Nor did matters mend on arriving at home; for here Mr. Mordecai Nathan met him in the entrance hall, with a very doleful face, to announce that Henerey Brown & Co., who had long been coddling up their horses, had that morning succeeded in sloping with them and their stock to Halterley Fair, and selling them in open market, leaving a note hanging to the key in the house-door, saying that they had gone to Horseterhaylia where Sir Moses needn’t trouble to follow them.
“Ond dom it!” shrieked the Baronet, jumping up in the air like a stricken deer; “ond dom it! I’m robbed! I’m robbed! I’m ruined! I’m ruined!” and tottering to an arm-chair, he sank, overpowered with the blow. Henerey Brown & Co. had indeed been too many for him. After a long cou
rse of retrograding husbandry, they seemed all at once to have turned over a new leaf, if not in the tillage way, at all events in that still better way for the land, the cattle line, — store stock, with some symptoms of beef on their bones, and sheep with whole fleeces, going on all-fours depastured the fields, making Mordecai Nathan think it was all the fruits of his superior management. Alaek a-day! They belonged to a friend of Lawyer Hindmarch’s, who thought Henerey Brown & Co. might as well eat all off the land ere they left. And so they ate it as bare as a board.
“Ond dom it, how came you to let them escape?” now demanded the Baronet, wringing his hands in despair; “ond dom it, how came you to let them escape?” continued he, throwing himself back in the chair.

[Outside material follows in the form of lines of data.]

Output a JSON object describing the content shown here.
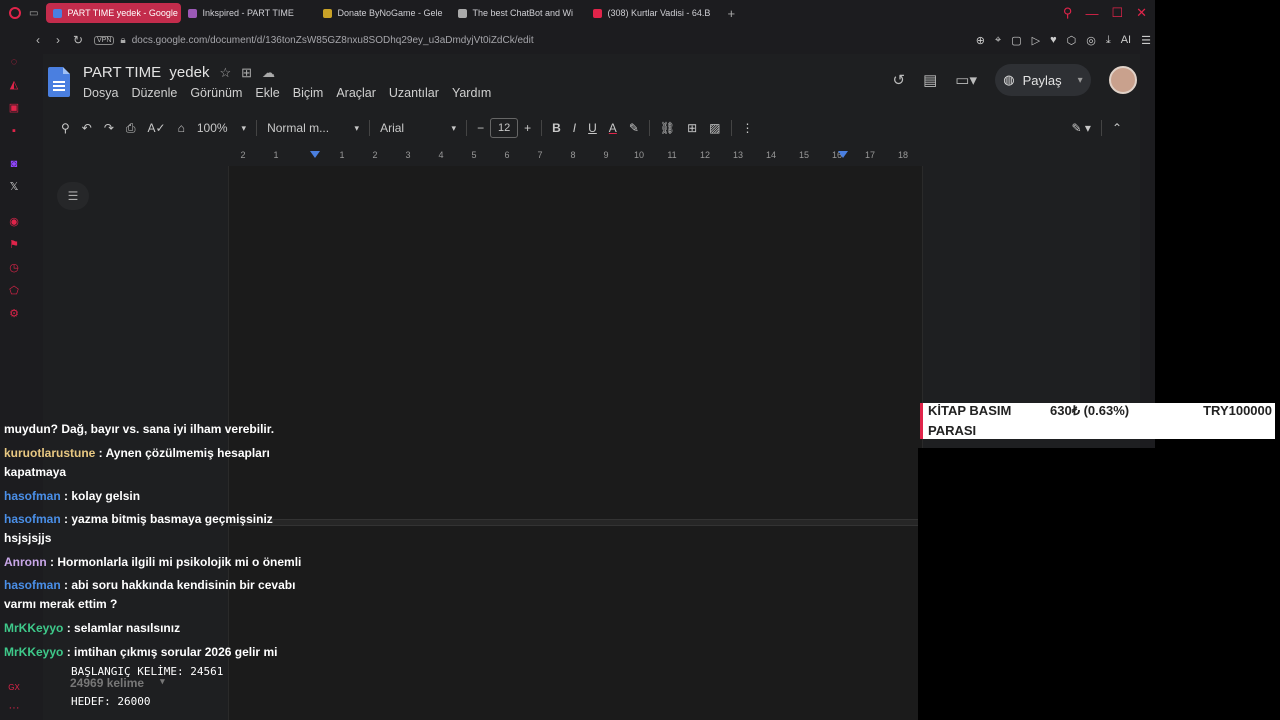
{
  "browser": {
    "tabs": [
      {
        "label": "PART TIME yedek - Google",
        "active": true,
        "favicon_color": "#4a7fe0"
      },
      {
        "label": "Inkspired - PART TIME",
        "active": false,
        "favicon_color": "#9b59b6"
      },
      {
        "label": "Donate ByNoGame - Gele",
        "active": false,
        "favicon_color": "#c9a227"
      },
      {
        "label": "The best ChatBot and Wi",
        "active": false,
        "favicon_color": "#aaaaaa"
      },
      {
        "label": "(308) Kurtlar Vadisi - 64.B",
        "active": false,
        "favicon_color": "#e0244a"
      }
    ],
    "new_tab": "+",
    "vpn": "VPN",
    "url": "docs.google.com/document/d/136tonZsW85GZ8nxu8SODhq29ey_u3aDmdyjVt0iZdCk/edit",
    "ai_label": "AI",
    "accent": "#e0244a"
  },
  "docs": {
    "title": "PART TIME  yedek",
    "menu": [
      "Dosya",
      "Düzenle",
      "Görünüm",
      "Ekle",
      "Biçim",
      "Araçlar",
      "Uzantılar",
      "Yardım"
    ],
    "share_label": "Paylaş",
    "toolbar": {
      "zoom": "100%",
      "style": "Normal m...",
      "font": "Arial",
      "font_size": "12"
    },
    "ruler_ticks": [
      "2",
      "1",
      "1",
      "2",
      "3",
      "4",
      "5",
      "6",
      "7",
      "8",
      "9",
      "10",
      "11",
      "12",
      "13",
      "14",
      "15",
      "16",
      "17",
      "18"
    ]
  },
  "chat": [
    {
      "user": "",
      "text": "muydun? Dağ, bayır vs. sana iyi ilham verebilir.",
      "color": "#ffffff"
    },
    {
      "user": "kuruotlarustune",
      "text": " : Aynen çözülmemiş hesapları kapatmaya",
      "color": "#e8c882"
    },
    {
      "user": "hasofman",
      "text": " : kolay gelsin",
      "color": "#4a8fe8"
    },
    {
      "user": "hasofman",
      "text": " : yazma bitmiş basmaya geçmişsiniz hsjsjsjjs",
      "color": "#4a8fe8"
    },
    {
      "user": "Anronn",
      "text": " : Hormonlarla ilgili mi psikolojik mi o önemli",
      "color": "#c9a7e8"
    },
    {
      "user": "hasofman",
      "text": " : abi soru hakkında kendisinin bir cevabı varmı merak ettim ?",
      "color": "#4a8fe8"
    },
    {
      "user": "MrKKeyyo",
      "text": " : selamlar nasılsınız",
      "color": "#3ec98a"
    },
    {
      "user": "MrKKeyyo",
      "text": " : imtihan çıkmış sorular 2026 gelir mi",
      "color": "#3ec98a"
    }
  ],
  "word_info": {
    "start": "BAŞLANGIÇ KELİME: 24561",
    "target": "HEDEF: 26000",
    "count": "24969 kelime"
  },
  "donation": {
    "title_line1": "KİTAP BASIM",
    "title_line2": "PARASI",
    "raised": "630₺ (0.63%)",
    "goal": "TRY100000"
  }
}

“Why really, Sir Moses, I was perfectly deceived; I thought they were beginning to do better, for though they were back with their ploughing, they seemed to be turning their attention to stock, and I was in hopes that in time they would pull round.”
“Pull round!” ejaculated the Baronet; “pull round! They’ll flatten me I know with their pulling;” and thereupon he kicked out both legs before him as if he was done with them altogether.
His seat being in the line of the door, a rude draught now caught his shoulder, which making him think it was no use sitting there to take cold and the rheumatism, he suddenly bounced up, and telling Nathan to stay where he was, he ran up stairs, and quickly changed his fine satiney, velvetey, holiday garments, for a suit of dingy old tweeds, that looked desperately in want of the washing-tub. Then surmounting the whole with a drab wide-awake, he clutched a knotty dog-whip, and set off on foot with his agent to the scene of disaster, rehearsing the licking he would give Henerey with the whip if he caught him, as he went.
Away he strode, as if he was walking a match, down Dolly’s Close, over the stile, into Farmer Hayford’s fields, and away by the back of the lodges, through Orwell Plantation and Lowestoff End, into the Rushworth and Mayland Road.